Per far fronte al pericolo ed evitare che la città e i campi nei suoi dintorni fossero mesi a ferro e fuoco, una delegazione di cittadini si recò al campo e per dimostrare la propria “amicizia” offrì una serie di golosità allo Sforza mentre provvedeva al vettovagliamento dei soldati: “In quattro e quattr’otto – spiegarono i legati ternani – è il meglio che siamo riusciti a mettere insieme”. Il moscatello, in effetti, come vino non era proprio il meglio, essendo ottenuto aggiungendo acqua ai raspi e alle bucce dell’uva.
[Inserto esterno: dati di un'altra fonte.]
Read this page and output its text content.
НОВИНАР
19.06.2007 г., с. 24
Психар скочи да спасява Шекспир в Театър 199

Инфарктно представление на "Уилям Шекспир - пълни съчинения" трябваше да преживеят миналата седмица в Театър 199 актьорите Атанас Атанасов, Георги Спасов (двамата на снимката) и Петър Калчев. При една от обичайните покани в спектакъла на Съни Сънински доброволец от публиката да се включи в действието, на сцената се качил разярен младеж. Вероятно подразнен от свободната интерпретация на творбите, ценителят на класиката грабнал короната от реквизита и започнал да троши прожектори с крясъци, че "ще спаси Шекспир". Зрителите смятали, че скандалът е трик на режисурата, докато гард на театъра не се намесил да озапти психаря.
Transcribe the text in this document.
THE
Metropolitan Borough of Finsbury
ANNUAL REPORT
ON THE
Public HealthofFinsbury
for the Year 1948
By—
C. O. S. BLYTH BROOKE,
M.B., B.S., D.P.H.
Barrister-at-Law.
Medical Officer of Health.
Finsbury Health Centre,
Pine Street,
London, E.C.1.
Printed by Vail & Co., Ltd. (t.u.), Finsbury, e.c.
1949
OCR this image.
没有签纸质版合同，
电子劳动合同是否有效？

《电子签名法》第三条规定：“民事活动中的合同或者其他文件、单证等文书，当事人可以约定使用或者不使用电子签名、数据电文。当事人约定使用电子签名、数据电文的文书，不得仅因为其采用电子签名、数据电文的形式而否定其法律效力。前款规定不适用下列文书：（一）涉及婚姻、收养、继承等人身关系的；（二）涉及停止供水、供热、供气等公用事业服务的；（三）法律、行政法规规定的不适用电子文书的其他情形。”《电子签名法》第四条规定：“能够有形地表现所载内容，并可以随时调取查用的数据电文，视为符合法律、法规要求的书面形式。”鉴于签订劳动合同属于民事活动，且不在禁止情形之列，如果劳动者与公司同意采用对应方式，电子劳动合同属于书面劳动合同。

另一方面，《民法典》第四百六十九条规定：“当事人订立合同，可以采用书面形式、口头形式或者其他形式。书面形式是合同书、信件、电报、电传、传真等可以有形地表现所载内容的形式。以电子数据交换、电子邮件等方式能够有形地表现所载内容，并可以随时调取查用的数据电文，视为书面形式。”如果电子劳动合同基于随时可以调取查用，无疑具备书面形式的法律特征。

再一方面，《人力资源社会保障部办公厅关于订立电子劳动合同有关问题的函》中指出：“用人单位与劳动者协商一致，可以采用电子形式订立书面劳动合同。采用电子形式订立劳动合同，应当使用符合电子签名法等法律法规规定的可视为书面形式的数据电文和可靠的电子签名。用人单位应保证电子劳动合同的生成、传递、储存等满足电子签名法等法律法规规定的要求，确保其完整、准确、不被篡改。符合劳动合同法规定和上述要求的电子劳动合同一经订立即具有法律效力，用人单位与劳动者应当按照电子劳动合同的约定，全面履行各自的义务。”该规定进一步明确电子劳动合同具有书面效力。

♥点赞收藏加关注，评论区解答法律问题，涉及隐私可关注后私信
Per concludere un accordo pacifico, però, tutto questo non bastò. Lo Sforza chiese anche che fosse ricostruito quel ponte che avrebbe consentito alle sue truppe di marciare più speditamente verso Roma. Come fai? Gli dici di no? Il ponte era crollato di recente ed era quello che a Porta Sant’Angelo scavalcava la “forma nuova”. Subito ci si mise all’opera. E così i ternani se la cavarono.
Fonte: Lodovico Silvestri, “Collezione di memorie storiche tratte dai protocolli delle antiche riformanze della città di Terni dal 1387 al 1816". Ristampa a cura di Ermanno Ciocca. Terni 1977, Ed. Thyrus.